March 19, 2024

Hurricane Ian Brings Wind, Rain and TikTok Followers

Despite living in an evacuation zone, Alecsander Haake did not leave his home in the St. Petersburg area in advance of Hurricane Ian. “My mom had work the day before they announced the evacuation — it was a bit too late,” Mr. Haake, 16, said by phone. “There’s a lot of traffic on I-4, so we just hunkered down.”

On Tuesday, Mr. Haake, who is a high school student, posted a TikTok video of a computer screen showing Ian’s predicted path across Florida. “Yo, yo, I live right there, on my mouse,” Mr. Haake says in the video, moving his cursor over the western coast of the state. “Give me a thousand followers, I’ll go live during the hurricane, bro.” If this goal was met, Mr. Haake claimed, he would run outside in the nude during the hurricane.

He got what he asked for — and then some. When he posted that video on Tuesday, Mr. Haake estimated he had about 150 followers. (On the app, a user must have at least 1,000 to use the livestreaming feature.) By Thursday, he had amassed a little over 25,000. “Obviously I wasn’t going to do that,” Mr. Haake said, referring to going outside naked. “I was not going to do that. That was a joke.”

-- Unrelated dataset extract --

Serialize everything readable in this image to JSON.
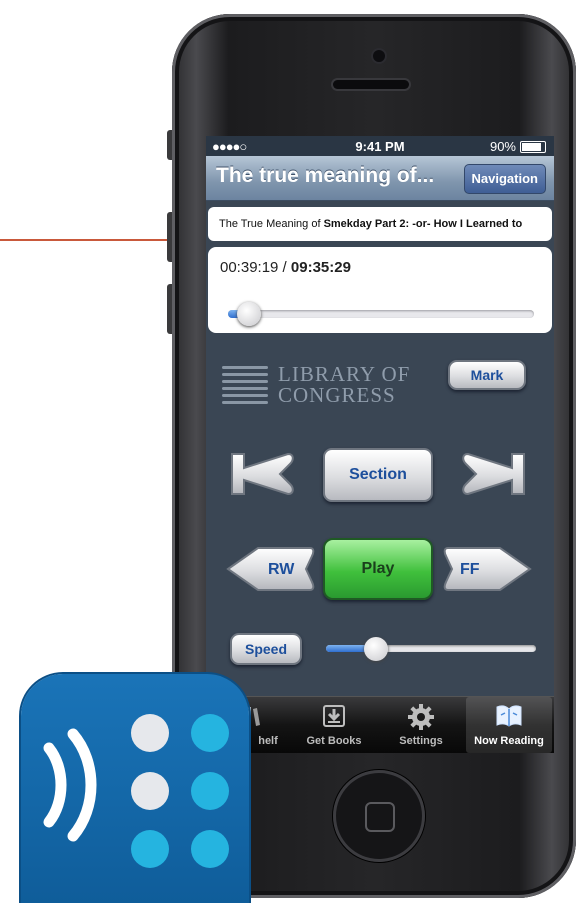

He did ultimately go live on TikTok, fully clothed, just as Ian touched down around him. “It was just breaking in,” he said. “There was a bunch of wind coming through, and rain. I was just standing outside by my garage.” He streamed on TikTok Live for nearly four hours. He said that at one point, as many as 20,000 people had been watching him. Viewers could see the trees in Mr. Haake’s neighborhood blowing dramatically sideways. “Everyone like this, so it gets tons of viewers,” Mr. Haake said during the broadcast. “Can you guys hear when the wind swirls like that? The whistling? That’s kind of scary.”